The historian A. Roger Ekirch’s book At Day’s Close: Night in Times Past provides a fascinating window into our ancestors’ world. The book provides insight into everything from the nocturnal dangers they faced, such as the threats of crime and fire, to their deeply uncomfortable sleeping arrangements.

It is easy to romanticize preindustrial sleep: Surely before modern vehicular traffic, nighttime was a quiet respite, and without the blue light of smartphone screens to stimulate their brains, our ancestors were able to sink into a deep, restful state of sleep each night. “Implicit in modern conceptions of sleep before the Industrial Revolution remains the wistful belief that our forebears enjoyed tranquil slumber, if often little else, in their meager lives.” Sadly, that was not the case. Before earplugs, neck pillows, white noise machines, ergonomic mattress designs, and other modern bedtime amenities, restful slumber was often evasive. Notwithstanding idyllic stereotypes of repose in simpler times, early modern slumber was highly vulnerable to intermittent disruption, much morе so, in all likelihood, than is sleep today.” In 1657, the British writer and Anglican priest George Herbert wrote that “manie [many people] worke hard all day, and when night comes, their paines increase, for want of food or rest.”
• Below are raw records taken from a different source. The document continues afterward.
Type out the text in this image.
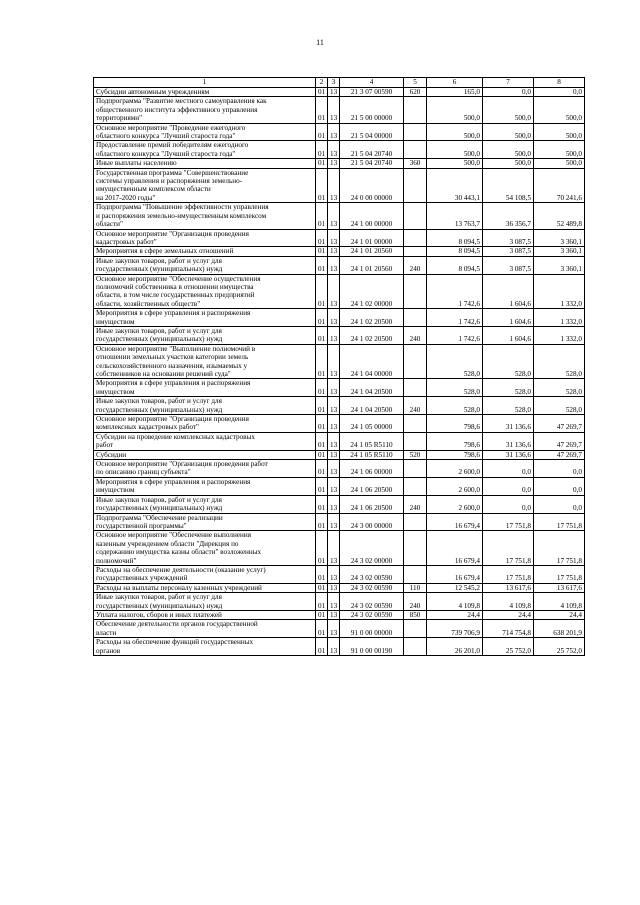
11
1	2	3	4	5	6	7	8

Субсидии автономным учреждениям	01	13	21 3 07 00590	620	165,0	0,0	0,0

Подпрограмма "Развитие местного самоуправления как
общественного института эффективного управления
территориями"	01	13	21 5 00 00000		500,0	500,0	500,0

Основное мероприятие "Проведение ежегодного
областного конкурса "Лучший староста года"	01	13	21 5 04 00000		500,0	500,0	500,0

Предоставление премий победителям ежегодного
областного конкурса "Лучший староста года"	01	13	21 5 04 20740		500,0	500,0	500,0

Иные выплаты населению	01	13	21 5 04 20740	360	500,0	500,0	500,0

Государственная программа "Совершенствование
системы управления и распоряжения земельно-
имущественным комплексом области
на 2017-2020 годы"	01	13	24 0 00 00000		30 443,1	54 108,5	70 241,6

Подпрограмма "Повышение эффективности управления
и распоряжения земельно-имущественным комплексом
области"	01	13	24 1 00 00000		13 763,7	36 356,7	52 489,8

Основное мероприятие "Организация проведения
кадастровых работ"	01	13	24 1 01 00000		8 094,5	3 087,5	3 360,1

Мероприятия в сфере земельных отношений	01	13	24 1 01 20560		8 094,5	3 087,5	3 360,1

Иные закупки товаров, работ и услуг для
государственных (муниципальных) нужд	01	13	24 1 01 20560	240	8 094,5	3 087,5	3 360,1

Основное мероприятие "Обеспечение осуществления
полномочий собственника в отношении имущества
области, в том числе государственных предприятий
области, хозяйственных обществ"	01	13	24 1 02 00000		1 742,6	1 604,6	1 332,0

Мероприятия в сфере управления и распоряжения
имуществом	01	13	24 1 02 20500		1 742,6	1 604,6	1 332,0

Иные закупки товаров, работ и услуг для
государственных (муниципальных) нужд	01	13	24 1 02 20500	240	1 742,6	1 604,6	1 332,0

Основное мероприятие "Выполнение полномочий в
отношении земельных участков категории земель
сельскохозяйственного назначения, изымаемых у
собственников на основании решений суда"	01	13	24 1 04 00000		528,0	528,0	528,0

Мероприятия в сфере управления и распоряжения
имуществом	01	13	24 1 04 20500		528,0	528,0	528,0

Иные закупки товаров, работ и услуг для
государственных (муниципальных) нужд	01	13	24 1 04 20500	240	528,0	528,0	528,0

Основное мероприятие "Организация проведения
комплексных кадастровых работ"	01	13	24 1 05 00000		798,6	31 136,6	47 269,7

Субсидии на проведение комплексных кадастровых
работ	01	13	24 1 05 R5110		798,6	31 136,6	47 269,7

Субсидии	01	13	24 1 05 R5110	520	798,6	31 136,6	47 269,7

Основное мероприятие "Организация проведения работ
по описанию границ субъекта"	01	13	24 1 06 00000		2 600,0	0,0	0,0

Мероприятия в сфере управления и распоряжения
имуществом	01	13	24 1 06 20500		2 600,0	0,0	0,0

Иные закупки товаров, работ и услуг для
государственных (муниципальных) нужд	01	13	24 1 06 20500	240	2 600,0	0,0	0,0

Подпрограмма "Обеспечение реализации
государственной программы"	01	13	24 3 00 00000		16 679,4	17 751,8	17 751,8

Основное мероприятие "Обеспечение выполнения
казенным учреждением области "Дирекция по
содержанию имущества казны области" возложенных
полномочий"	01	13	24 3 02 00000		16 679,4	17 751,8	17 751,8

Расходы на обеспечение деятельности (оказание услуг)
государственных учреждений	01	13	24 3 02 00590		16 679,4	17 751,8	17 751,8

Расходы на выплаты персоналу казенных учреждений	01	13	24 3 02 00590	110	12 545,2	13 617,6	13 617,6

Иные закупки товаров, работ и услуг для
государственных (муниципальных) нужд	01	13	24 3 02 00590	240	4 109,8	4 109,8	4 109,8

Уплата налогов, сборов и иных платежей	01	13	24 3 02 00590	850	24,4	24,4	24,4

Обеспечение деятельности органов государственной
власти	01	13	91 0 00 00000		739 706,9	714 754,8	638 201,9

Расходы на обеспечение функций государственных
органов	01	13	91 0 00 00190		26 201,0	25 752,0	25 752,0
Most preindustrial people suffered from very high levels of stress, making it difficult to relax and sleep soundly. The 17th-century healer Richard Napier recorded over several decades that some 20 percent of his patients suffered from insomnia. “Popular dread of demons kept some persons awake,” while fears of all-too-real nocturnal dangers, such as thieves, made many sleep with a weapon within reach. People also dreaded nightmares, genuinely believing them to be potentially lethal attacks by evil spirits or witches; in 1730, a guide noted that “many a life has been lost by the night-mare.” In 1621, the physician Robert Burton described a common symptom of melancholia (roughly analogous to the modern concepts of anxiety and depression) as “waking, by reason of their continual cares, fears, [and] sorrows.” All social classes suffered nighttime disturbances due to poor mental health. “If, as early writers contended, the affluent suffered broken sleep because of mental stress, diverse psychological disorders, not least depression, afflicted the lower classes.” Of the urban poor in the early modern era, one observer noted, “They sleep, but they feel their sleep interrupted by the cold, the filth, the screams and infants’ cries, and by a thousand other anxieties.”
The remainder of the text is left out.